The Discovery of Lepenski Vir

Lepenski Vir is the product of discovery of Dragoslav Srejovic, a professor who was involved in the excavation project which was undertaken because of the development of an artificial lake (Djardap). The professor not only discovered the site, but also explored and researched the artefacts found during the continued excavations.

This discovery took place on August 30, 1960, on the lot that is said to have been owned by a farmer, Manojlo Milošević.

Following the discovery, the very first excavation was conducted five years later, and in 1966, the site was regarded as Yugoslavia’s cultural monument. Continued excavations led to a further discovery of Mesolithic sculptures in 1967. The excavations, however, came to an end in 1971 when the site was relocated to a more raised position to prevent flooding that would result from an artificial lake (Đerdap Lake) which had just been formed from the construction of a hydroelectric power station. It now enjoys protection from the Republic of Serbia.

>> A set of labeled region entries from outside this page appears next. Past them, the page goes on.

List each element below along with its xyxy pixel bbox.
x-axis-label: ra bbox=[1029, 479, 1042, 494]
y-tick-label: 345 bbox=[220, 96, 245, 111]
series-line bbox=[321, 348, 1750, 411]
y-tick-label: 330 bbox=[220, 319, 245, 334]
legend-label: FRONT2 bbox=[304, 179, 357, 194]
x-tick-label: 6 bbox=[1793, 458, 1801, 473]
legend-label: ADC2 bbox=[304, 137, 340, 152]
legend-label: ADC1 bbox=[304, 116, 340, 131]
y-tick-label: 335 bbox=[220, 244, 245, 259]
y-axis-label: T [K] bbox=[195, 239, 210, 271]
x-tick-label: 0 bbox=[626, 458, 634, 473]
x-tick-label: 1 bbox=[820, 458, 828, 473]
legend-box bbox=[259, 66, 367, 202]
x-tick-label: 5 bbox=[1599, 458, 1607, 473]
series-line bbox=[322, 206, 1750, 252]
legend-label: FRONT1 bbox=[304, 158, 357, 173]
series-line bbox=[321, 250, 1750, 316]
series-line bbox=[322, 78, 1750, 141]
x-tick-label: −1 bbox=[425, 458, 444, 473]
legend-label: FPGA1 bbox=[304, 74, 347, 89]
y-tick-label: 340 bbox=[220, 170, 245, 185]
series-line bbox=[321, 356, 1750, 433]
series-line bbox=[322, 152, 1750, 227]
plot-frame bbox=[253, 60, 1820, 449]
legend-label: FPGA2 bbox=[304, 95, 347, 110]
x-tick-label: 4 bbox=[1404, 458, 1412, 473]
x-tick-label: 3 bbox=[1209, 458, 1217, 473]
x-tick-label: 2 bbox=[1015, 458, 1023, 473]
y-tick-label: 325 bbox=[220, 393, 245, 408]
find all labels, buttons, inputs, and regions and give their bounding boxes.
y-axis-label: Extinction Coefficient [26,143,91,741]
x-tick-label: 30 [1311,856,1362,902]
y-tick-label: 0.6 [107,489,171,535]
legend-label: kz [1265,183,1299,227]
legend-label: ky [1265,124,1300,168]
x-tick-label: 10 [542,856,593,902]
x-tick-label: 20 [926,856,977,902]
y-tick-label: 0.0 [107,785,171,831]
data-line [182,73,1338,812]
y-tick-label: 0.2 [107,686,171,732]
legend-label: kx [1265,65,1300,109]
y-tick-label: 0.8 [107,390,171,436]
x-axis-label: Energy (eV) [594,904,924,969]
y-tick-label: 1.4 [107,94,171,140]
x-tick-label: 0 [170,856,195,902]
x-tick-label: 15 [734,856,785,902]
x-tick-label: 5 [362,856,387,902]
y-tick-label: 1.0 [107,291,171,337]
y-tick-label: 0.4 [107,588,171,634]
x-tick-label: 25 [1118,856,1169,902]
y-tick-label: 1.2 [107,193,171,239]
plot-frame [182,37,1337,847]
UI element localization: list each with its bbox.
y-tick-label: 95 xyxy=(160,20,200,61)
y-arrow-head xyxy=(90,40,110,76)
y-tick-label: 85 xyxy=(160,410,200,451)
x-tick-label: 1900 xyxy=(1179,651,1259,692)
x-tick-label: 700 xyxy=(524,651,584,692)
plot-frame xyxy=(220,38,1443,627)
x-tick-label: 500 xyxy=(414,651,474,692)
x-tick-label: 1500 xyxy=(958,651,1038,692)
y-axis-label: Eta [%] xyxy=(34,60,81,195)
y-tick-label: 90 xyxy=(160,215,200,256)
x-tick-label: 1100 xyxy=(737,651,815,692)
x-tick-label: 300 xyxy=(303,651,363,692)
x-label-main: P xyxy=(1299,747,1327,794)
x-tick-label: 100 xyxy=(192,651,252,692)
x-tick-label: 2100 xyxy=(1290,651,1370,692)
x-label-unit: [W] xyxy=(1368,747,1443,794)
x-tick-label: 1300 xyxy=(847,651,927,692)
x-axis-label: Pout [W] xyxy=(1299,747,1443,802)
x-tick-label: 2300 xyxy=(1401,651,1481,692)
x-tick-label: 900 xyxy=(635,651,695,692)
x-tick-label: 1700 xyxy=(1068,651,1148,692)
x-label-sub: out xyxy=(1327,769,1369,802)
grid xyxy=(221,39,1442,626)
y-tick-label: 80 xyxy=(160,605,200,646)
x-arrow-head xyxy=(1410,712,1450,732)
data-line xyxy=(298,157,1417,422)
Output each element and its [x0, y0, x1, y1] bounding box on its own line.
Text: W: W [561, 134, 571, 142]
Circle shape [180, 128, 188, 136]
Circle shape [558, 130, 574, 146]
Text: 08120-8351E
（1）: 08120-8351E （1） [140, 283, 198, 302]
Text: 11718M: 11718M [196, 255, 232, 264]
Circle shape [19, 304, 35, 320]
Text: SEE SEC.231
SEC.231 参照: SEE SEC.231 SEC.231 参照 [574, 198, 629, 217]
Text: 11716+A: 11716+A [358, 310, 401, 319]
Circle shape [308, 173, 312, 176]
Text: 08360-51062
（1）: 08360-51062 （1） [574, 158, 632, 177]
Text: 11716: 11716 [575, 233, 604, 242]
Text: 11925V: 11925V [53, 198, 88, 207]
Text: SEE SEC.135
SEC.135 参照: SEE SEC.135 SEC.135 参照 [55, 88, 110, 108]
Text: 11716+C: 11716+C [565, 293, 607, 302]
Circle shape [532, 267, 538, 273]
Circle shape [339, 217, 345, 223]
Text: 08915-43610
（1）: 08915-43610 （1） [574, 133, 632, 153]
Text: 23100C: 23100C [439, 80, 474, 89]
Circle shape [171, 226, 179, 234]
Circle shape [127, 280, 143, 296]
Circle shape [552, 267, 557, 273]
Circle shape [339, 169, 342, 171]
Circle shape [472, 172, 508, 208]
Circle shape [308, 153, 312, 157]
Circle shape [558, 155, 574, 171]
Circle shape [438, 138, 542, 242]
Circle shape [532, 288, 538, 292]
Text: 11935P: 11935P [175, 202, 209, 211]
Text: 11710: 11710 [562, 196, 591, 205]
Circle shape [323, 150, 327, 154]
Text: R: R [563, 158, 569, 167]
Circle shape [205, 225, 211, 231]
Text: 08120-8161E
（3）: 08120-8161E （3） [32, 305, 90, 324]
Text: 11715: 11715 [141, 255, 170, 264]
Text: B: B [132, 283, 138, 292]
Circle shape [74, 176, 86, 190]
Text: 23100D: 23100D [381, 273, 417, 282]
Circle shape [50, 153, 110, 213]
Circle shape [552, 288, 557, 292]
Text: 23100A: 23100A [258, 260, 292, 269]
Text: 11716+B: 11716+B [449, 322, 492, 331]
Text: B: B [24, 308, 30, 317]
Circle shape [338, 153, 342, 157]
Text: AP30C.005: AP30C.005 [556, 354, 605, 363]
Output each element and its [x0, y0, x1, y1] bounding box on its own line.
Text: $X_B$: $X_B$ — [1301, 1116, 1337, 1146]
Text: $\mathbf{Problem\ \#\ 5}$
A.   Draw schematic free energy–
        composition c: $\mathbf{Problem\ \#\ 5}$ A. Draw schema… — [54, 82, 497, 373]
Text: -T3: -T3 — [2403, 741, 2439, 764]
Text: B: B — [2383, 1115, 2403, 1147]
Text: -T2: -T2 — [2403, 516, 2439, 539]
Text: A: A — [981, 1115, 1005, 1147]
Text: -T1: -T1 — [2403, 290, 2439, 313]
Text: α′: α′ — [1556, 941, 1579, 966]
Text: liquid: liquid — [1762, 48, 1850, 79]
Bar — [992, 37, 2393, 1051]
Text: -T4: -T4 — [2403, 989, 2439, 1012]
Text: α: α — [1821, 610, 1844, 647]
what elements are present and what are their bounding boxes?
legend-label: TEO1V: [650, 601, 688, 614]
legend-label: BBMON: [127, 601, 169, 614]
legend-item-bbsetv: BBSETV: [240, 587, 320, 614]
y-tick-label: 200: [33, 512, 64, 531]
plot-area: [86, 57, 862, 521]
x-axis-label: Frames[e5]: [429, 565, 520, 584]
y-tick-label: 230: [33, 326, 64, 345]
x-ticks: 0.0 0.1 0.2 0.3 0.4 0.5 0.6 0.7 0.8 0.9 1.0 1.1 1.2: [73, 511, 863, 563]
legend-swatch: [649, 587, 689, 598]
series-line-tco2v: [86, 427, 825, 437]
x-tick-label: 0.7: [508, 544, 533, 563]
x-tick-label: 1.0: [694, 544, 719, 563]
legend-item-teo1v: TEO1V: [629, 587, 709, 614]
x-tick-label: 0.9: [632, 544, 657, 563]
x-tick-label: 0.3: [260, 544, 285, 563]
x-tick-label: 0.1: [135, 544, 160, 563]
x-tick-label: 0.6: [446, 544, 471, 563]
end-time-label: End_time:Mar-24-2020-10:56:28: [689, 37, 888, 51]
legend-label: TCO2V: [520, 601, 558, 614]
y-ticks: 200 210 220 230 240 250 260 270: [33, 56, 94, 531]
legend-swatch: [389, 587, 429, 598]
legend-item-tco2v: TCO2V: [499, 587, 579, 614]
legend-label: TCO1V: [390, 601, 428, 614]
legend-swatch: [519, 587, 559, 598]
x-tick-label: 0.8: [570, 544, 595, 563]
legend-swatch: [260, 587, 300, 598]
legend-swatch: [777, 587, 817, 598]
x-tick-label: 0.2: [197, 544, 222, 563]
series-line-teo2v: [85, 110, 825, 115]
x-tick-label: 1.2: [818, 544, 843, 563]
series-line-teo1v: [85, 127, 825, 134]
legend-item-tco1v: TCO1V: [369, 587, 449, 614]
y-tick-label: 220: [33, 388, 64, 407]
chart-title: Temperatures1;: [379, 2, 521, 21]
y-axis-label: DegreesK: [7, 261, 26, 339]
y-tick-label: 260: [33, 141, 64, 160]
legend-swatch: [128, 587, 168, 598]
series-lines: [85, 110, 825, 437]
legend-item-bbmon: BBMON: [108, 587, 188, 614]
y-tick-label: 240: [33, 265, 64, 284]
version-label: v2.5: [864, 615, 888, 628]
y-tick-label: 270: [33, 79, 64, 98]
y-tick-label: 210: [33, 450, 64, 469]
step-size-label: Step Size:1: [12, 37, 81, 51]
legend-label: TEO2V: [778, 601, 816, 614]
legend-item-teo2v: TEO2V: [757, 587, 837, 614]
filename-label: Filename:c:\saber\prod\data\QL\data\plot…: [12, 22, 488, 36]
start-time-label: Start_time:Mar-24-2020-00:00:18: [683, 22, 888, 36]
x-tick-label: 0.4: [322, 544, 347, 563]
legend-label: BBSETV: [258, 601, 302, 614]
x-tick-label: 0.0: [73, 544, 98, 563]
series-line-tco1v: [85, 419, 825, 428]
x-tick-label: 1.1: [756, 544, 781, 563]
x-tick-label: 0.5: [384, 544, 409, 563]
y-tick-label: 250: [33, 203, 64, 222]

The location of the site is on the right side of the Danube riverbank and within the Iron Gates Gorge. It is composed of a number of archaeological phases, including the Lepenski Vir, Vir Ia-e, Vir II and Vir III. These have emerged due to the excavation of the main site and nearby villages, leading to other important discoveries. Additional sites which have been linked to the Lepenski Vir include Padina, Ikaona, Hajdučka Vodenica, Vlasac, and Kladovska Skela, among others. There are a total of 10 sites.

There has been a discrepancy in the dating of the early settlements. However, data suggest that the commencement could have been from 9500 to 7200 BC. The large gap between the proposed years is because of lack of precision of the hydrocarbon dating which provides only estimates. Other villages were also found to have begun at around 6400 BC and ended at around 4900 BC.